After all these years Jack thought that maybe he would get used to losing people. For being the reason that people he cared about died.

That was just things he had to cope with because of his immortality.

People die all the time.

It shouldn't be any different.

Ianto Jones was just another man in Jack's life he didn't quite manage to save.

And yet… he was so much more.


Jack held Ianto's corpse in his arms, refusing to let go even for a second. Because as soon as he let go it would be like giving up. Giving up on Ianto Jones felt like giving up on life itself. Jack wished that was possible.

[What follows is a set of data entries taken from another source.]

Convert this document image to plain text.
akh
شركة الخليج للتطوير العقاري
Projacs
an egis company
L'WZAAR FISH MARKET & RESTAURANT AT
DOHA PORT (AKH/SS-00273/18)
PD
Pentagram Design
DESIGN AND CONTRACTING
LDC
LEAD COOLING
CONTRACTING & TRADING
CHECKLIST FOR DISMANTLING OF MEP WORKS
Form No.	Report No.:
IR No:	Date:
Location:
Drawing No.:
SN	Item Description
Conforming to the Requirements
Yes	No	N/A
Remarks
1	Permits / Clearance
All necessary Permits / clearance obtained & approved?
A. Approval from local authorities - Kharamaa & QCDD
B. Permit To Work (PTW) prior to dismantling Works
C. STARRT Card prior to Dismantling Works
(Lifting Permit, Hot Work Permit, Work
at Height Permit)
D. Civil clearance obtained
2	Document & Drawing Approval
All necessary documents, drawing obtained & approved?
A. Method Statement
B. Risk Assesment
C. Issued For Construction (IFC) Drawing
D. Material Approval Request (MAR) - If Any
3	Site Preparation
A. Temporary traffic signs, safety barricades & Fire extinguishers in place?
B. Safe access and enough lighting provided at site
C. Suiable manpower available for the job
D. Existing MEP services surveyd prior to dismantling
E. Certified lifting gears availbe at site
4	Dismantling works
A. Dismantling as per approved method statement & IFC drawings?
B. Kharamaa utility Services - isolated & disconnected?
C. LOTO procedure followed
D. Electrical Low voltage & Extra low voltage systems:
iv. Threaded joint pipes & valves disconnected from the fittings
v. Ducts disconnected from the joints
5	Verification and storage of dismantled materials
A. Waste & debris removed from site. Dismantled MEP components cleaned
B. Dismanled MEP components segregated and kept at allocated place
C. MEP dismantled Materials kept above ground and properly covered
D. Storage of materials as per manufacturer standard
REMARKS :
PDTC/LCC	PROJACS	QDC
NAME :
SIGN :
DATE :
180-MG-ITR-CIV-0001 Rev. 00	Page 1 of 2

When he thought about Ianto's final moments fresh tears fell onto Ianto's pale cheek. Cheeks tinged with the colourlessness of death. It was final. There was no coming back for him.

Jack wished it was him instead of Ianto. He would give his life his everything to see Ianto smiling, laughing, and living.

Every memory, every word, every touch was now tainted with the despair of loss. It made heartache into reality for Jack.

Those final moments were replayed in Jack's head over and over and over again. Regret washed over him. How many things he should have said and should have done. He had ruined his last chance to ever tell Ianto Jones that he loved him.

Because he did. Ianto Jones was a man that Jack would have given everything for. There would never be another man like him. Not one would be as sincere, handsome, well-dressed and loyal as him. Or make as good a cup of coffee.

Tears were replaced every time Jack remembered Ianto's words to him. "Don't forget me… in a thousand years you won't remember me." He doubted him to the very end and that hurt Jack more than any other words could have done. Ianto didn't believe him when he said he wouldn't forget him.

How could he forget that man? Even a thousand years won't make him forget those short few years he had with the most perfect man on Earth.

It wasn't enough. It wasn't fair. But it was more than he deserved. He knew this but he couldn't help wishing for hope. Still holding onto the small part of him that is screaming at the rest of him to keep on hoping. And yet… he knew it wasn't enough.